De LSVB wil betere informatie over bètastudies voor nieuwe studenten, door uitvallers te vragen waarom ze stoppen. Zie hier.

Maar kunnen scholieren niet beter gewoon via gedegen onderwijs worden voorgelicht over inhoud en moeilijkheidsgraad van bètastudies? Door eenvoudig de bètavakken op school al op niveau aan te bieden, gegeven door universitair geschoolde en wetenschappelijk onderlegde docenten? Dat zou m.i. veel uitval schelen.

8 Reacties

  1. Vragen naar de bekende weg …
    De LSVB is ook al in de bres gesprongen voor PABO-leerlingen die hun rekentoets niet konden halen. De wonderolie die daarvoor werd bedacht:
    “Een opleiding moet fatsoenlijk rekenonderwijs aanbieden. Met de checklist kan een student nagaan of dat op zijn hogeschool aan de orde is”.
    Waarom wordt daarmee gewacht tot de “student” op de hogeschool/universiteit mislukt? Het is noodzakelijk om eerst de fundamenten in PO en VO te restaureren.
    Voorlichting helpt weinig als er tot dovemansoren wordt gesproken.

  2. Open dagen
    Tijdens open dagen worden er proefjes uit de kast gehaald, die tijdens de opleiding nooit meer gedaan worden. Maar ja wat wil je: meer studenten brengen meer *geld op de plank*, en als een overheid er niet meer geld voor over heeft, *tja….*

    Ik bedoel dus: een bètastudie is minstens drie maal zo duur als een alphastudie.

    *Adios*

  3. Alfa, beta, gamma
    Mee eens, maar je pleidooi geldt natuurlijk niet alleen voor betastudies. Het geldt net zo hard voor alfa- en gammastudies.

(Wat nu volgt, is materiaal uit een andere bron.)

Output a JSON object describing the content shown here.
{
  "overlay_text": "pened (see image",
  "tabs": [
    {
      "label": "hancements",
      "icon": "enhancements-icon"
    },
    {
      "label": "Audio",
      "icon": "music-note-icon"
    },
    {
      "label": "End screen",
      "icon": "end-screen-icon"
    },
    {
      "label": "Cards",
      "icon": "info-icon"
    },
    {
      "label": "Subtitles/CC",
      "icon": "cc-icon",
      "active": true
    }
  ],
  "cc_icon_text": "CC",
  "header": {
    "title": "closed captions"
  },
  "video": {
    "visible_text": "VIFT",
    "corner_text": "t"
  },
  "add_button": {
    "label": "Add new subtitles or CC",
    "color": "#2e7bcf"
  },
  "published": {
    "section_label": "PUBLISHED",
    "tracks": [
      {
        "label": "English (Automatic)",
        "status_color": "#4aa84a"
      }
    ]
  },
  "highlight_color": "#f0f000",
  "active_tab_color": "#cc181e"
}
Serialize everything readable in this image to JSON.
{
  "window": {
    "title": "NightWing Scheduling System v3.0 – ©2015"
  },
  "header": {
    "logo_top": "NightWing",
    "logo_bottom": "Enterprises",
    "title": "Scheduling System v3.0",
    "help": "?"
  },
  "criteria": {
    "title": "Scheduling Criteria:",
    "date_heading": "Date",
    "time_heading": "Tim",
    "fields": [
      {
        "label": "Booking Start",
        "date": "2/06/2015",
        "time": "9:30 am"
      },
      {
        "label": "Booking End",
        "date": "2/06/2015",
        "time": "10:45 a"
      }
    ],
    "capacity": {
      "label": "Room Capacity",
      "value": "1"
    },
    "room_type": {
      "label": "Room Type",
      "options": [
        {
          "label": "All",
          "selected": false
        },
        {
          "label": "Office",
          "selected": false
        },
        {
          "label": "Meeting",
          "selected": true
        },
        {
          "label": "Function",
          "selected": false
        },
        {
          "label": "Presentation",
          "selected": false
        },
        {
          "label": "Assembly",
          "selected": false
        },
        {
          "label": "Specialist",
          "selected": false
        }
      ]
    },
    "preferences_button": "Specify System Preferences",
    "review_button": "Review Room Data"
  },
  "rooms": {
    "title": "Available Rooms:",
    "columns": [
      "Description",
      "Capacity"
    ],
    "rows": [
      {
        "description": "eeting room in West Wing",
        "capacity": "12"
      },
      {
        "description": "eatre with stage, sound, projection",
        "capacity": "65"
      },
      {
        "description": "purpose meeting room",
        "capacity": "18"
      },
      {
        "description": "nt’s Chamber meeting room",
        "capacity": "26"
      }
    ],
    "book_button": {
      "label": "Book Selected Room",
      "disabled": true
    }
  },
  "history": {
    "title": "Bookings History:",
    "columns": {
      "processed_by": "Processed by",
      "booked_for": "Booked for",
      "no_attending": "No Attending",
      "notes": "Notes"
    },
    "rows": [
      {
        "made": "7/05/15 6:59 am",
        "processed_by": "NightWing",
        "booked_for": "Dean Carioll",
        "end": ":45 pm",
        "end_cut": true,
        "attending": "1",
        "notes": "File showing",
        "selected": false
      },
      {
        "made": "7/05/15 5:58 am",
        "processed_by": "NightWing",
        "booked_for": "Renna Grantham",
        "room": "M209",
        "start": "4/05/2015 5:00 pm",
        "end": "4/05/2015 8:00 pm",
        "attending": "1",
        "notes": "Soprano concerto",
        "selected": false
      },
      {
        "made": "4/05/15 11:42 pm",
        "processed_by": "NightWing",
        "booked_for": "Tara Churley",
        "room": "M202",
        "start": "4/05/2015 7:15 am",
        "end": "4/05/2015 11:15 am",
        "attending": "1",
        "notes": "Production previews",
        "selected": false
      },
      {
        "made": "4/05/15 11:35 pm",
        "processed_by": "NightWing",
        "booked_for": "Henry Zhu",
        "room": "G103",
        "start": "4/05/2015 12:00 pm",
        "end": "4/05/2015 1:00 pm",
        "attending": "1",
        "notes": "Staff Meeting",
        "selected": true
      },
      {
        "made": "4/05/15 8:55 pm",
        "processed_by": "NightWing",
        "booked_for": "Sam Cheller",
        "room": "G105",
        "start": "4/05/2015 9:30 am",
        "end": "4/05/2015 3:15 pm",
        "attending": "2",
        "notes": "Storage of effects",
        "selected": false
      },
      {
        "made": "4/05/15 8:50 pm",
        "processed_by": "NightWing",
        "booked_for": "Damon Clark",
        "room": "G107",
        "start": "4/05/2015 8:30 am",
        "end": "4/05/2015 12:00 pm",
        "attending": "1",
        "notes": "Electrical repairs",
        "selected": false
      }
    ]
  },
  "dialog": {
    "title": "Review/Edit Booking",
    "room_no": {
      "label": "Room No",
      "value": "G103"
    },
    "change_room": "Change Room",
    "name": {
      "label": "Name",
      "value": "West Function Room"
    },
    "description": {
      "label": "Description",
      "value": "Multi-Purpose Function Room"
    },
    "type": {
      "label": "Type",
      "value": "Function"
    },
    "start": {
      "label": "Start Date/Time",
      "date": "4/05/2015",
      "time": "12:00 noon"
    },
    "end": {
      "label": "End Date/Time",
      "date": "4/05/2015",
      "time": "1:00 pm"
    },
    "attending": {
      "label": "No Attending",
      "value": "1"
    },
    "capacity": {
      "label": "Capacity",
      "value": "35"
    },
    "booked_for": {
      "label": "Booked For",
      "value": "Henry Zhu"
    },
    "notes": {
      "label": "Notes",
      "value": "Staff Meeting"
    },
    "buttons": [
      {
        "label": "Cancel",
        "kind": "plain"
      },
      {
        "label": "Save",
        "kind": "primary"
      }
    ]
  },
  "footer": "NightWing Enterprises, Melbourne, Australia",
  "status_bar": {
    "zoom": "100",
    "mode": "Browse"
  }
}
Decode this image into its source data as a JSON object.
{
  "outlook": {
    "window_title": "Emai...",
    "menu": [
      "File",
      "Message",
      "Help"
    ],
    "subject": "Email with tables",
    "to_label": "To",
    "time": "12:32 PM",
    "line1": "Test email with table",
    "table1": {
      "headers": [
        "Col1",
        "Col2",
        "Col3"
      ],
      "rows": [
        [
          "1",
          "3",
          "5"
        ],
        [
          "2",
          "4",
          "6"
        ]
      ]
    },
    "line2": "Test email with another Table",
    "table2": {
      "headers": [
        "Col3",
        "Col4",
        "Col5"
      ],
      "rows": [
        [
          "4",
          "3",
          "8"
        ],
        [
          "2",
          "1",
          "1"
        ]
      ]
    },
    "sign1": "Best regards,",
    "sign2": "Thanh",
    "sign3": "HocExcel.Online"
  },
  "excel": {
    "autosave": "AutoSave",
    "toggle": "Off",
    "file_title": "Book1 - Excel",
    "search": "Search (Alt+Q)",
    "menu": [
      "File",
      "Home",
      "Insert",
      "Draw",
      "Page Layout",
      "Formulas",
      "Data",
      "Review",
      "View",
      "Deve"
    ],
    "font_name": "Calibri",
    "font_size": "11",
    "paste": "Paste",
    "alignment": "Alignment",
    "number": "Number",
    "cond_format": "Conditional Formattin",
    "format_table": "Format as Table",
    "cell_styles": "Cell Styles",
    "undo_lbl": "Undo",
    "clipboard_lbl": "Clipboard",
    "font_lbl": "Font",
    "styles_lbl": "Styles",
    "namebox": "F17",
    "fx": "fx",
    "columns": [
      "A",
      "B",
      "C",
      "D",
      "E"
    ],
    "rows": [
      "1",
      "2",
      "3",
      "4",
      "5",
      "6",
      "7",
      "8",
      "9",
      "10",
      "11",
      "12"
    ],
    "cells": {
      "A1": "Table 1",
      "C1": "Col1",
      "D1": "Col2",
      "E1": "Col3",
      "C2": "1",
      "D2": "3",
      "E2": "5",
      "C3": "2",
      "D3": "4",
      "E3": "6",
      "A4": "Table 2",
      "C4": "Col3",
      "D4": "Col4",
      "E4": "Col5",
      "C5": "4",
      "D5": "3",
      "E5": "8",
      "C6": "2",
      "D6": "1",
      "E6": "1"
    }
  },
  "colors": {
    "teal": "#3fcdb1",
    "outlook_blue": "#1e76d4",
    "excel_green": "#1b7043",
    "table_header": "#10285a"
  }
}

  4. Speelt voorlichting wel een rol?
    Mijn studie natuurkunde stelde mij destijds in het geheel niet voor verrassingen. Open dagen waren er niet, of heb ik in elk geval nooit bezocht. Het was precies wat ik dacht: het vak van de middelbare school, alleen zeer veel moeilijker. Ik kan mij niet voorstellen dat iemand die civiele techniek gaat studeren er niet op is voorbereid dat hij nogal wat wiskunde en mechanica zal moeten bestuderen.
    Zo’n voorlichtingsronde heeft alleen maar zin wanneer het om een vak gaat waar je op school nog helemaal geen kennis mee hebt kunnen maken. Of natuurlijk wanneer het om iets communicatie-achtigs gaat, met een dusdanig mistige inhoud dat zelfs een voorlichtingsweek niet voldoet. Maar we hebben het hier over de ß-vakken.
    Ik vrees echter dat dit een probleem is dat nauwelijks met voorlichting te maken heeft, maar veel meer met karakter en capaciteiten van een student. Ik geloof dat het al sinds jaar en dag zo is dat die uitvalpercentages zo hoog zijn. Dat de LSVB daar nu opeens werk van wil maken toont aan dat ze in wezen een ‘voorbereidend politieke’ organisatie zijn, zoals de PvdA ook steeds weer nieuwe ‘achterstandsgroepen’ weet op te sporen.
    Maar als er dan toch iets voor te lichten valt, dan ben ik het eens met de heer Roth, dat dan de beste voorlichting moet komen van adequaat opgeleide docenten in het VO. Iemand die t/m 6 VWO blijft suggereren dat een exact vak uit ‘proefjes doen’ en ‘onderzoeksvaardigheden’ bestaat en die unverfroren hulp blijft bieden bij vraagstukjes in de trant van a = b . c (wat de Vlamingen de ‘regel van drie’ noemen), zo iemand doet aan misleiding.

    • Schoolvakken
      Toen ik nog in Nederland werkte gaf ik werkcollege wiskunde aan natuurkunde studenten. Het wiskundeniveau van de studenten was niet hoog, maar 1 student sprong er uit: die kon echt niks van wiskunde. Dus ging ik met hem praten. Hij bleek een 5 te hebben voor wiskunde op het eindexamen. Toen vroeg ik hem waarom hij dan natuurkunde was gaan studeren. Zijn antwoord: ik dacht dat je daar geen wiskunde voor nodig had……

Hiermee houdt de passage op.